La missione ha affermato che nelle prime ore del 19 luglio
gli Stati Uniti hanno lanciato una serie di missili contro il
sito di Darjovin,descritto come un simbolo dell'autosufficienza
scientifica dell'Iran. La dichiarazione sottolinea che l'attacco
rappresenta la diciottesima ondata di attacchi contro i siti
nucleari pacifici iraniani sottoposti a salvaguardie dall'inizio
dell'aggressione congiunta statunitense-israeliana nel giugno
2025. L'Iran ha affermato che gli attacchi miravano a
distruggere le infrastrutture civili di un Paese esclusivamente
a causa della sua resistenza alle pressioni e del suo rifiuto di
una resa incondizionata.
La missione ha affermato che gli attacchi hanno inoltre
confermato che tutte le argomentazioni avanzate dagli aggressori
sotto pretesti quali le preoccupazioni relative alla non
proliferazione non erano altro che menzogne,disinformazione e
inganni intesi a giustificare obiettivi illegittimi.
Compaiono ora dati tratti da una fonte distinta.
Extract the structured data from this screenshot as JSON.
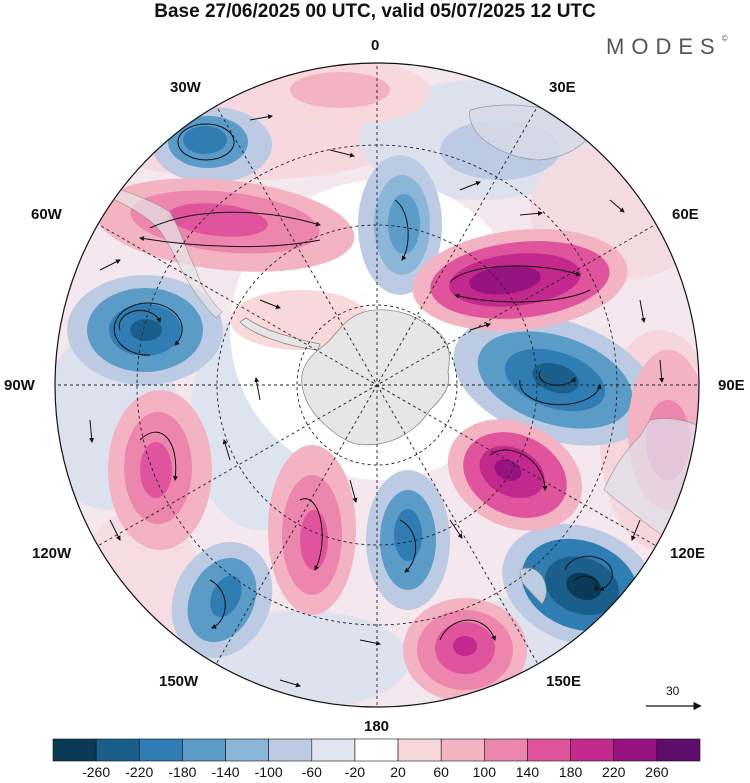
{
  "title": "Base 27/06/2025 00 UTC, valid 05/07/2025 12 UTC",
  "brand": "MODES",
  "brand_mark": "©",
  "longitude_labels": {
    "lon_0": "0",
    "lon_30e": "30E",
    "lon_60e": "60E",
    "lon_90e": "90E",
    "lon_120e": "120E",
    "lon_150e": "150E",
    "lon_180": "180",
    "lon_150w": "150W",
    "lon_120w": "120W",
    "lon_90w": "90W",
    "lon_60w": "60W",
    "lon_30w": "30W"
  },
  "reference_vector": "30",
  "colorbar": {
    "ticks": [
      "-260",
      "-220",
      "-180",
      "-140",
      "-100",
      "-60",
      "-20",
      "20",
      "60",
      "100",
      "140",
      "180",
      "220",
      "260"
    ],
    "colors": [
      "#0b3a57",
      "#1a5f8c",
      "#2f7db3",
      "#5a9bc8",
      "#8cb6d8",
      "#bccbe3",
      "#e2e4f0",
      "#ffffff",
      "#f9d8dc",
      "#f3b3c2",
      "#ec86ad",
      "#df549d",
      "#c3288c",
      "#97137f",
      "#5e0d6d"
    ]
  },
  "map_regions": {
    "antarctica": "antarctica-landmass",
    "south_america": "south-america-tip",
    "africa": "south-africa",
    "australia": "australia",
    "new_zealand": "new-zealand"
  }
}
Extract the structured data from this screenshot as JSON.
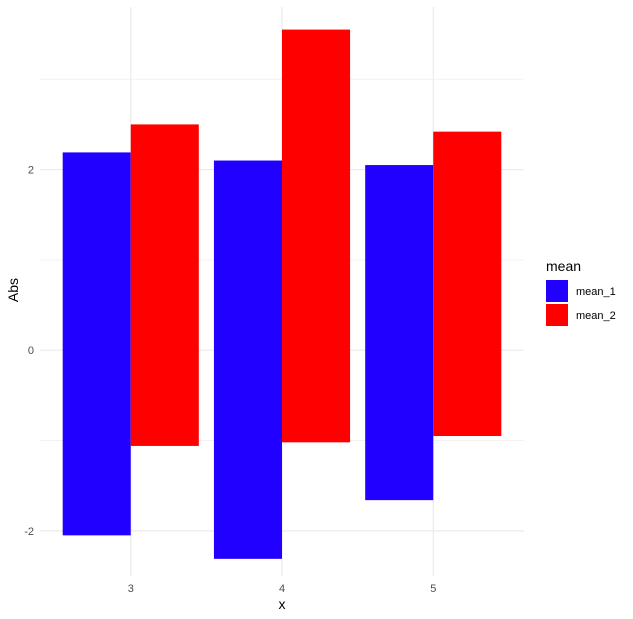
{
  "chart_data": {
    "type": "bar",
    "subtype": "floating-range-dodged",
    "xlabel": "x",
    "ylabel": "Abs",
    "categories": [
      "3",
      "4",
      "5"
    ],
    "yticks": [
      -2,
      0,
      2
    ],
    "ylim": [
      -2.5,
      3.8
    ],
    "grid": true,
    "legend": {
      "title": "mean",
      "placement": "right"
    },
    "series": [
      {
        "name": "mean_1",
        "color": "#2200ff",
        "ranges": [
          [
            -2.05,
            2.19
          ],
          [
            -2.31,
            2.1
          ],
          [
            -1.66,
            2.05
          ]
        ]
      },
      {
        "name": "mean_2",
        "color": "#ff0000",
        "ranges": [
          [
            -1.06,
            2.5
          ],
          [
            -1.02,
            3.55
          ],
          [
            -0.95,
            2.42
          ]
        ]
      }
    ]
  }
}
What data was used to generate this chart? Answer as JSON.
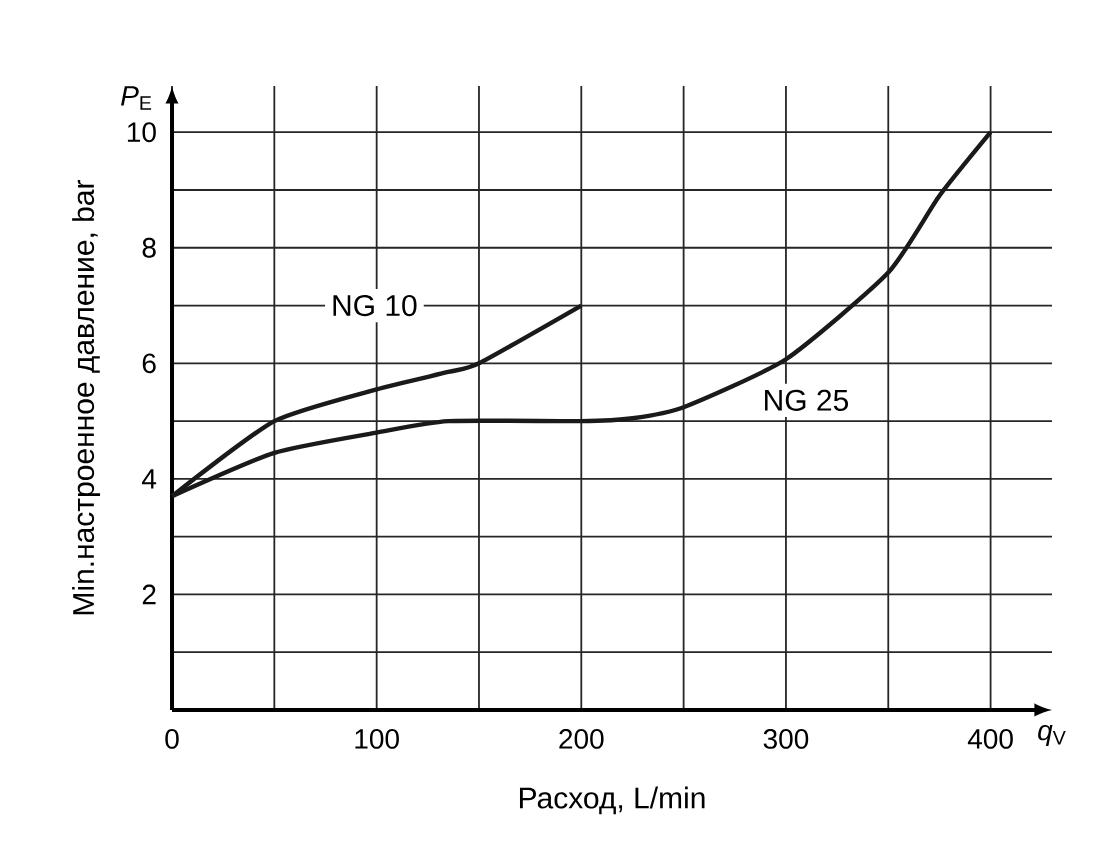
{
  "chart_data": {
    "type": "line",
    "xlabel": "Расход, L/min",
    "ylabel": "Min.настроенное давление, bar",
    "annotations": [
      "*P*$_{E}$",
      "*q*$_{V}$"
    ],
    "xlim": [
      0,
      430
    ],
    "ylim": [
      0,
      10.8
    ],
    "xticks": [
      0,
      {
        "value": 50,
        "label": null
      },
      100,
      {
        "value": 150,
        "label": null
      },
      200,
      {
        "value": 250,
        "label": null
      },
      300,
      {
        "value": 350,
        "label": null
      },
      400
    ],
    "yticks": [
      {
        "value": 1,
        "label": null
      },
      2,
      {
        "value": 3,
        "label": null
      },
      4,
      {
        "value": 5,
        "label": null
      },
      6,
      {
        "value": 7,
        "label": null
      },
      8,
      {
        "value": 9,
        "label": null
      },
      10
    ],
    "grid": true,
    "legend": false,
    "marker": "none",
    "line_style": "solid",
    "series": [
      {
        "name": "NG 10",
        "color": "#1a1a1a",
        "x": [
          0,
          50,
          100,
          135,
          150,
          200
        ],
        "values": [
          3.7,
          5.0,
          5.55,
          5.85,
          6.0,
          7.0
        ]
      },
      {
        "name": "NG 25",
        "color": "#1a1a1a",
        "x": [
          0,
          50,
          100,
          135,
          200,
          225,
          250,
          300,
          350,
          375,
          400
        ],
        "values": [
          3.7,
          4.45,
          4.8,
          5.0,
          5.0,
          5.05,
          5.24,
          6.07,
          7.57,
          8.9,
          10.0
        ]
      }
    ]
  }
}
La dichiarazione ha descritto gli attacchi come gravi
violazioni del divieto di aggressione,una norma imperativa del
diritto internazionale,e ha avvertito che gli attacchi contro
impianti nucleari pacifici sottoposti a salvaguardie stanno
diventando una pratica normalizzata,in parte a causa
dell'inerzia degli organismi internazionali competenti.
Ha aggiunto che l'atteggiamento conciliante nei confronti
degli aggressori,anche attraverso il silenzio e la passività,
li incoraggia fondamentalmente a compiere ulteriori atti di
aggressione con crescente frequenza e gravità.